8. Tom Robbins - leaving Washington College, I was set for graduate school in Philosophy, phenomenology and continental philosophy, specifically. When we opted out of that plan, I found a job working at an art museum. Higher learning and art both lend themselves to a high seriousness. Through a writer's group, I got turned on to Tom Robbins as a writer I would dig. Dig I did. I tore through every one of this books, in random succession. His stirring of great story telling, philosophy, history, religion, art, sex, cultural taboos, into a pot with heavy doses of humor and idiosyncrasies, was exactly the slap on the ass of high seriousness I needed at the time. I didn't realize you could laugh out loud while spooning down your existentialism. My voice and aesthetic and what I look for and expect out of my favorite writing was changed. Period. "Jitterbug Perfume" is likely my favorite TR novel, but all of them together form the touchstone for me here.
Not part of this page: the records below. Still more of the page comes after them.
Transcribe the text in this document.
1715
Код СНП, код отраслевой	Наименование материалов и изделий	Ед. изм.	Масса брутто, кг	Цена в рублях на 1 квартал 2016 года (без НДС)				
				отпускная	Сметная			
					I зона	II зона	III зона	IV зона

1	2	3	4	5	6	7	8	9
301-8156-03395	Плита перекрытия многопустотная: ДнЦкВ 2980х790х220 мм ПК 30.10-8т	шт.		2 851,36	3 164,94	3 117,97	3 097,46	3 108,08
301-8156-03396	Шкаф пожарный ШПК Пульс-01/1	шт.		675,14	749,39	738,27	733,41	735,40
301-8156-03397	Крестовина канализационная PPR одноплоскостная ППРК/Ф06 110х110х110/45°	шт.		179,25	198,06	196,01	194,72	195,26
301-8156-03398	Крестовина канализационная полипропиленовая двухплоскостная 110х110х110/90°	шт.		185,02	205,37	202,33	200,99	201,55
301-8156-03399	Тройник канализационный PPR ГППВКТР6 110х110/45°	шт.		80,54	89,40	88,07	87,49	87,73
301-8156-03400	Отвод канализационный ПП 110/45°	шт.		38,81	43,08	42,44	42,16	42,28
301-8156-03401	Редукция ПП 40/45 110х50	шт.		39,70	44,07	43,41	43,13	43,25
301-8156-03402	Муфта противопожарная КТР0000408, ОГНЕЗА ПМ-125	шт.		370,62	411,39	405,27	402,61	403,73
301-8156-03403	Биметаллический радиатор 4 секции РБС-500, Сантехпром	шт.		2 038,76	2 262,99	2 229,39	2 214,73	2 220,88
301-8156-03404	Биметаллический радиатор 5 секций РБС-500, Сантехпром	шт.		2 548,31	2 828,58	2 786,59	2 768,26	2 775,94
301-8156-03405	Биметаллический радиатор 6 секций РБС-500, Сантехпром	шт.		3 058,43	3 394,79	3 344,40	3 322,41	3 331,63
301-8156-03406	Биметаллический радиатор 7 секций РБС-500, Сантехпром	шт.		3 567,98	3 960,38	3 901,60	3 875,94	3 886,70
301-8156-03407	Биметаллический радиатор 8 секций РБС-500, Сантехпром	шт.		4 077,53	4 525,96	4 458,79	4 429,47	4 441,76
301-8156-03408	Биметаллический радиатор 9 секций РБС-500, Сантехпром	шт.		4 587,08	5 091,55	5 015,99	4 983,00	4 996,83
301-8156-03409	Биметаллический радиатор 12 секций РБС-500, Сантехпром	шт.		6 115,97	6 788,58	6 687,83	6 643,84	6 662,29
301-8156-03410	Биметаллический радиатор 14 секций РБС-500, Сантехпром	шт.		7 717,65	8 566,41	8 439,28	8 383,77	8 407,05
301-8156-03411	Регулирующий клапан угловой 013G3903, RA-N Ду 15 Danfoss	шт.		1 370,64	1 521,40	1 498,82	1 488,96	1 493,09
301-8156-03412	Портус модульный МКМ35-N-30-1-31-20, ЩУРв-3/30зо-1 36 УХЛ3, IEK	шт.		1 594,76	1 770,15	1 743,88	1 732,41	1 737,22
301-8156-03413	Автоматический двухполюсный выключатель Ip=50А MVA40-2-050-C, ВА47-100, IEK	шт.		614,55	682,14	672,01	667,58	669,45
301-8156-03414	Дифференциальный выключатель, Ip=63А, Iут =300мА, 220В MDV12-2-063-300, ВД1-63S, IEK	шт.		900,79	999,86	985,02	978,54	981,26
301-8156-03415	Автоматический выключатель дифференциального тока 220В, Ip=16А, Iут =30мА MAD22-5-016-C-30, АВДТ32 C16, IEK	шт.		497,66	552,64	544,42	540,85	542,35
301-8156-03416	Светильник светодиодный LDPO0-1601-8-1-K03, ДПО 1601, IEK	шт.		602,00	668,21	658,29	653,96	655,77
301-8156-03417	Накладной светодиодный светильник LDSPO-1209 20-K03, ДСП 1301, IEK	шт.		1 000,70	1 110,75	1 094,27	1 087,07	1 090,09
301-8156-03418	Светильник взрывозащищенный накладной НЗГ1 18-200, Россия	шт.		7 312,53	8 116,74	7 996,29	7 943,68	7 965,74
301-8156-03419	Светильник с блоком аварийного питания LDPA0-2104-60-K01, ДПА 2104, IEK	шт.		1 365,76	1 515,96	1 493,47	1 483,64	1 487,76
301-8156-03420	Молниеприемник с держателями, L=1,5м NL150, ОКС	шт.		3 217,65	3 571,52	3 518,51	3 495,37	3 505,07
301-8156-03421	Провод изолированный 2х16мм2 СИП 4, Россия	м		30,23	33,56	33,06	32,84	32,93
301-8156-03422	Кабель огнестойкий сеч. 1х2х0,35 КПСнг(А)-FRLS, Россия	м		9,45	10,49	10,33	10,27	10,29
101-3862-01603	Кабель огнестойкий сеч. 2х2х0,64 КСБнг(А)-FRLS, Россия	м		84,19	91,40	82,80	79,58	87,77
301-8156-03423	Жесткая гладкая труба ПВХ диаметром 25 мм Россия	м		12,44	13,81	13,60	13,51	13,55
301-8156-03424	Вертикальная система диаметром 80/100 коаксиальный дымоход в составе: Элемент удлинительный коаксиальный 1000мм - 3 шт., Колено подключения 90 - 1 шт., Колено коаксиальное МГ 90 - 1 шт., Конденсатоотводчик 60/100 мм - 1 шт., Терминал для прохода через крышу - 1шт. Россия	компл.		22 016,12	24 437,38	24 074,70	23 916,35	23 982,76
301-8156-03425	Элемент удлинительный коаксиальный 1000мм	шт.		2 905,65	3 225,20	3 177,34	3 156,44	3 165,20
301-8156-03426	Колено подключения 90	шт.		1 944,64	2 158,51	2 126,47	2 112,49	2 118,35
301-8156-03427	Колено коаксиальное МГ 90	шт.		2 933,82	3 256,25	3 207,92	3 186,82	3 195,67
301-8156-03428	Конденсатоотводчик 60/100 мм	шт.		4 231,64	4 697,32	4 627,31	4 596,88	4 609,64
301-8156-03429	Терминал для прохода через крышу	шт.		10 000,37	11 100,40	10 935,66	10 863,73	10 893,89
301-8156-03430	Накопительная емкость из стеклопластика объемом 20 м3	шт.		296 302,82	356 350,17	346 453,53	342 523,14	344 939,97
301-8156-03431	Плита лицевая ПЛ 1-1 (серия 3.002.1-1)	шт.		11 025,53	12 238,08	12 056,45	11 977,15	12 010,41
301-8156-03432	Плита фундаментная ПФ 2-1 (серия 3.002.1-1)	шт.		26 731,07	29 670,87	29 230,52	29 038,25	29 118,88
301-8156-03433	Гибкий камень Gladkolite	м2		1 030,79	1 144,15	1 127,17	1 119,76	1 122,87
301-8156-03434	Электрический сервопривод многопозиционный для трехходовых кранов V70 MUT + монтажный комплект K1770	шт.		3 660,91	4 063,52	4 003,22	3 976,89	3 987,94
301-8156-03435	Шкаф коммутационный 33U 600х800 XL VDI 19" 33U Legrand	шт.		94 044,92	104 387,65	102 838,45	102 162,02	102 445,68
9. Paul Rand - You've gotta love anyone who busts out the Color Forms logo. I've always been a visual learner. To ace French vocabulary tests, I would write out the list of words a few times and then be set. If I hear something important, probably gone. I've got to take it in visually. Working at an art museum, in visual communications and design, and with great graphic designers has made me look at the world altogether differently. Logos and branding, sure, but also the way information appears on a page or website, the concept of negative space, the impact of words from what is not around them, or in relation to an image, illustration, or placement on the page. And one of the first graphic designers and writers that hooked me was Paul Rand. If you don't know design, you still know Paul Rand. From the IBM logo, to Ford, go look at the website dedicated to his life and work and it is unreal how many cultural icons he has had a hand in creating. And if the subject grabs you, his writing on design is equally illuminating.
10. Robert Hass - Hass built the house that Blake laid the foundation for. He's the guy still writing today, that I come back to again. And again. His books "Sun Under Wood" and "Human Wishes" I read and re-read. And when I try to think I am giving him too much credit and building him up in my mind, when I go back and check those out again, he pulls it off all over again. He pulls off East-meets-West, nature writing, prose, poetry, self-reflection, and there is always something deep there, along with the form and language itself. Hass received some recent props, winning the 2008 Pulitzer Prize for his book "Time and Materials." Every book I have of his has a prominent place on my book shelf and inclusion on my short list of aesthetic shaping works.
So there's ten, since that's a nice number for lists. I can't call it a TOP ten, but I couldn't build a top ten list without including a whole lot of those as touchstones. But The Clash's album, "London Calling," a cat I am reading a lot lately, Franz Wright, Bob Marley's album "Exodus," William Carlos Williams, Gary Snyder--I'd have a hard time making a definitive ten. In part because touchstones are added and sometimes shifted for me over time. But you know them by the fact that they help define who you are, they affect or change you in some way. They are a part of you. So what are your touchstones?